“All of the witnesses that are in this court room that are going to give evidence in this matter will go outside the court room and will remain there until such time as they are called. And they will not communicate with any witnesses who have given evidence and gone out of the court room.”

One limitation on the principle of an open court is the practice as to exclusion of witnesses. 

No rule of law requires in a trial that the witnesses to be called by one side must all remain out of the court until their turn to give testimony arises. This is purely a matter within the discretion of the court.

Moore v. Lambeth County Court Registrar, [1969] 1 W.L.R. 141.

In criminal cases the trial judge may order any witness, other than the accused, excluded from the court room. Unless otherwise directed by the judge, such a witness must remain outside the court room until all of the evidence, including that given in rebuttal is completed.

If a witness nevertheless remains in court:

(a) he is not necessarily disqualified, although, in certain circumstances, the trial judge may exclude his evidence;

(b) the weight, if any, to be given to his evidence is for the jury, or for the judge, if there is no jury, to decide.

R. v.

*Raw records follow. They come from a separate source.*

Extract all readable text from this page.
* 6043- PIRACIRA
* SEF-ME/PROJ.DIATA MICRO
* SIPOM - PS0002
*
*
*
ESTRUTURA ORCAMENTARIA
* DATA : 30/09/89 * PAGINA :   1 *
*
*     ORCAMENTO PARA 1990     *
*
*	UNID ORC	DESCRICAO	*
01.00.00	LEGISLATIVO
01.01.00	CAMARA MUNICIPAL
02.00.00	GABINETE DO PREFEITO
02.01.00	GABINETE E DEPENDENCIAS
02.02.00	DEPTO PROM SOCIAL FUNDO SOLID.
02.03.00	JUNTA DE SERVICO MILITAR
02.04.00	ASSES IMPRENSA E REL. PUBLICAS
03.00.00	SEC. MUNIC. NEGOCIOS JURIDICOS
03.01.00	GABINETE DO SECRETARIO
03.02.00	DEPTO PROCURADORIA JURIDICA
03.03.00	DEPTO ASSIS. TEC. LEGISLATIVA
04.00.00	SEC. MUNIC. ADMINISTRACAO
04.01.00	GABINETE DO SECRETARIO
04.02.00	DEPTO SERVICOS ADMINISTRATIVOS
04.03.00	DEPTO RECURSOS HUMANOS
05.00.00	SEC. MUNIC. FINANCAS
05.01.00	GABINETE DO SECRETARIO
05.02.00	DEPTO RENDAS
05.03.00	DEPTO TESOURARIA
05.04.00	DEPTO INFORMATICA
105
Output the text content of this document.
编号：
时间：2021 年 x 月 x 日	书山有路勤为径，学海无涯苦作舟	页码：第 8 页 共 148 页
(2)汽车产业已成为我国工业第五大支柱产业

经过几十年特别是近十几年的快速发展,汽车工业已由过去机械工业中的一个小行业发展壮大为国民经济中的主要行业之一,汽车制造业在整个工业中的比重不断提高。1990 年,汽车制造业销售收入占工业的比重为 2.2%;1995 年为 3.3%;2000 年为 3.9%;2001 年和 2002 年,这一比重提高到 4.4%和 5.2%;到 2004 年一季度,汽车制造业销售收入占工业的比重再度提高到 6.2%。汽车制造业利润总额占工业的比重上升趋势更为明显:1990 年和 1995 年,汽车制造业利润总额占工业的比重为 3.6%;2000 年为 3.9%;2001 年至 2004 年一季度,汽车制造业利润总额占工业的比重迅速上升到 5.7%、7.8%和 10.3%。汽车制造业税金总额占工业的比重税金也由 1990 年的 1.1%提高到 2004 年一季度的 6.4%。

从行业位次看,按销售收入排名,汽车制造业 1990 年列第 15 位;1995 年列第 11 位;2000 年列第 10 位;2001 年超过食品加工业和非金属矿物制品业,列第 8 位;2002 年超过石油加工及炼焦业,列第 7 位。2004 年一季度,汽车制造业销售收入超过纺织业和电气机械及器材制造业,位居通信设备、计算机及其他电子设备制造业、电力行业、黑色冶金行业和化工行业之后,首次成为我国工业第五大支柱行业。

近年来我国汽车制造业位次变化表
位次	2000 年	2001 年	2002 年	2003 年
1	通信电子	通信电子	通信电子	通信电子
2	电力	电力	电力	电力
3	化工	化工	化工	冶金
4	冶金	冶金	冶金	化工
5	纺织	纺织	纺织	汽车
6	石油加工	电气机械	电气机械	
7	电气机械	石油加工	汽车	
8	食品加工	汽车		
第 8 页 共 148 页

Dobberthien, 1974 CanLII 184 (SCC), [1975] 2 SCR 560.

A witness who remains in Court, disobeying an order for their withdrawal, may be cited in contempt.

Prejudice is presumed where a witness has heard a previous witness’ evidence in violation of an exclusion order. When this occurs, a caution to the jury is necessary.

            R v Dobberthein, 1974 CanLII 184 (SCC), [1975] 2 SCR 560 .

The traditional justification for excluding witnesses is the danger that if the hearing of opposing witnesses were permitted, the listening witnesses could ascertain the points of difference between their testimonies and could shape their own testimony to better advantage.

However, beyond the danger of a witness intentionally tailoring her evidence in light of the evidence she has heard, there is the risk that her evidence may be influenced or compromised by the overheard evidence in other ways.  As the Supreme Court of Canada noted in R. v. Dobberthien (Ibid.), “The influence of the overheard evidence may be multifaceted, nuanced, pervasive and difficult to identify and therefore difficult to effectively overcome.”